The present invention relates to estimation of stowage requirements of a ship, more particularly to methodologies for determining ship stowage requirements such as involving numbers, volumes, weights and areas as pertain to storage compartments and stowage aids.
The United States Navy has developed historical and empirical estimates of stowage aid weights and storage compartment volumes needed to store many common ship stores. These estimates often relate to numbers of people or specific types of subsystems existing on typical naval vessels. Generally, the estimated stowage requirements are based on reports, or technical standards, that provide the current volume and related density of shipboard stowage, such as food (e.g., frozen, chill, dry) required per day for each type of crewmember onboard (e.g., officer, CPO, enlisted).
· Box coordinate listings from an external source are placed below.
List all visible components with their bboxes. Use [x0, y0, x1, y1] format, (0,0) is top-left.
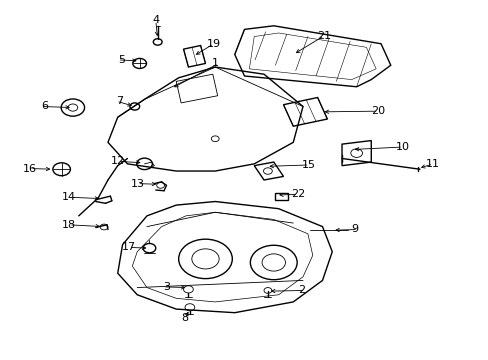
Text: 9: 9	[350, 225, 357, 234]
Text: 3: 3	[163, 282, 170, 292]
Text: 7: 7	[116, 96, 123, 106]
Text: 21: 21	[316, 31, 330, 41]
Text: 20: 20	[370, 106, 385, 116]
Text: 11: 11	[425, 159, 439, 169]
Text: 19: 19	[206, 39, 220, 49]
Text: 2: 2	[298, 285, 305, 296]
Text: 13: 13	[130, 179, 144, 189]
Text: 1: 1	[211, 58, 218, 68]
Text: 5: 5	[118, 55, 125, 65]
Text: 16: 16	[23, 163, 37, 174]
Text: 22: 22	[290, 189, 305, 199]
Text: 15: 15	[302, 160, 315, 170]
Text: 6: 6	[41, 102, 48, 112]
Text: 12: 12	[111, 156, 125, 166]
Text: 10: 10	[395, 142, 409, 152]
Text: 18: 18	[62, 220, 76, 230]
Text: 8: 8	[181, 313, 188, 323]
Text: 17: 17	[122, 242, 136, 252]
Text: 4: 4	[152, 15, 159, 26]
Text: 14: 14	[62, 192, 76, 202]
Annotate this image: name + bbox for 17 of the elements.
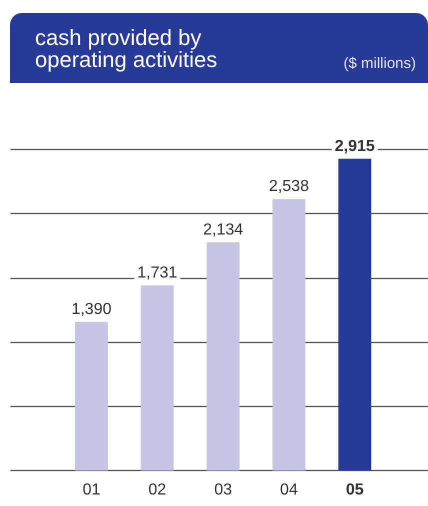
x-tick-label: 03 (214, 482, 232, 498)
bar (75, 322, 108, 470)
chart-subtitle: ($ millions) (343, 54, 416, 74)
chart-title: cash provided by operating activities (35, 25, 218, 72)
x-tick-label: 04 (280, 482, 298, 498)
data-label: 2,915 (334, 138, 375, 155)
data-label: 2,134 (203, 221, 244, 238)
x-tick-label: 02 (148, 482, 166, 498)
bar (206, 242, 240, 470)
x-tick-label: 05 (346, 482, 364, 498)
data-label: 1,390 (71, 300, 112, 318)
bar (338, 158, 372, 470)
bar (140, 285, 174, 470)
x-tick-label: 01 (82, 482, 100, 498)
bar (272, 199, 306, 470)
data-label: 1,731 (137, 264, 178, 282)
data-label: 2,538 (268, 178, 310, 196)
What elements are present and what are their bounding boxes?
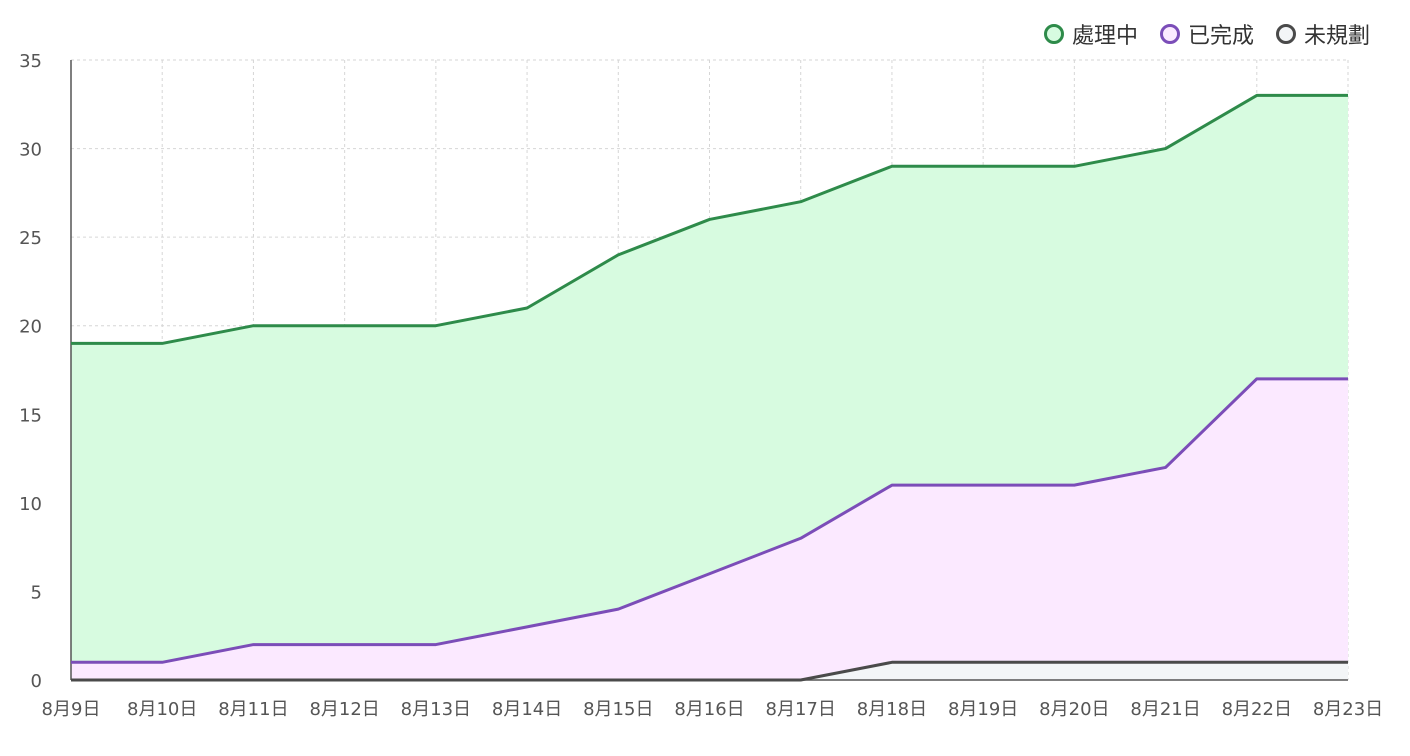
x-tick-label: 8月17日	[766, 699, 836, 720]
x-tick-label: 8月14日	[492, 699, 562, 720]
area-已完成	[71, 378, 1348, 680]
legend-swatch-icon	[1275, 24, 1296, 44]
legend-label: 未規劃	[1303, 24, 1370, 49]
legend-item[interactable]: 未規劃	[1275, 18, 1370, 50]
x-tick-labels: 8月9日 8月10日 8月11日 8月12日 8月13日 8月14日 8月15日 8月16日 8…	[42, 699, 1384, 720]
legend-label: 已完成	[1187, 24, 1254, 49]
x-tick-label: 8月13日	[401, 699, 471, 720]
legend-item[interactable]: 處理中	[1043, 18, 1138, 50]
x-tick-label: 8月22日	[1222, 699, 1292, 720]
x-tick-label: 8月12日	[309, 699, 379, 720]
y-tick-label: 20	[19, 317, 42, 338]
series-lines	[71, 93, 1348, 682]
chart-legend: 處理中 已完成 未規劃	[1043, 18, 1370, 50]
legend-swatch-icon	[1159, 24, 1180, 44]
y-tick-label: 0	[31, 671, 42, 692]
series-line-未規劃	[71, 660, 1348, 682]
y-tick-label: 30	[19, 140, 42, 161]
y-tick-label: 35	[19, 51, 42, 72]
area-處理中	[71, 95, 1348, 663]
x-tick-label: 8月15日	[583, 699, 653, 720]
x-tick-label: 8月23日	[1313, 699, 1383, 720]
legend-item[interactable]: 已完成	[1159, 18, 1254, 50]
y-tick-label: 25	[19, 228, 42, 249]
x-tick-label: 8月11日	[218, 699, 288, 720]
x-tick-label: 8月9日	[42, 699, 101, 720]
y-tick-label: 5	[31, 582, 42, 603]
x-tick-label: 8月20日	[1039, 699, 1109, 720]
y-tick-label: 15	[19, 405, 42, 426]
series-line-已完成	[71, 377, 1348, 664]
legend-swatch-icon	[1043, 24, 1064, 44]
areas	[71, 95, 1348, 680]
y-tick-label: 10	[19, 494, 42, 515]
legend-label: 處理中	[1071, 24, 1138, 49]
x-tick-label: 8月19日	[948, 699, 1018, 720]
area-未規劃	[71, 662, 1348, 680]
x-tick-label: 8月16日	[674, 699, 744, 720]
x-tick-label: 8月10日	[127, 699, 197, 720]
x-tick-label: 8月18日	[857, 699, 927, 720]
y-tick-labels: 0 5 10 15 20 25 30 35	[19, 51, 42, 692]
series-line-處理中	[71, 93, 1348, 345]
x-tick-label: 8月21日	[1130, 699, 1200, 720]
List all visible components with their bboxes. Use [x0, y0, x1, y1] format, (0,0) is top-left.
Other associated accommodation stowage influences include medical supplies, special clothing, canned soda, and ship store condiments. Often stowage demands are based on mechanical systems which that require lubrication, such as the number and type of aircraft and small boats onboard.
Such stowage estimations are especially difficult to implement during the initial feasibility level review in the context of new ship design studies. The historical approach to determining needed storeroom areas on Navy ships is to double the footprint area of the total number of stowage aids anticipated based on the aforementioned stowage material data. The estimate found by this doubling method is often found to be insufficient when the shipboard stowage requirements are realized. Thus, according to current storage estimation methodologies, the storerooms are not maximized and are not reflective of real shipboard stowage conditions.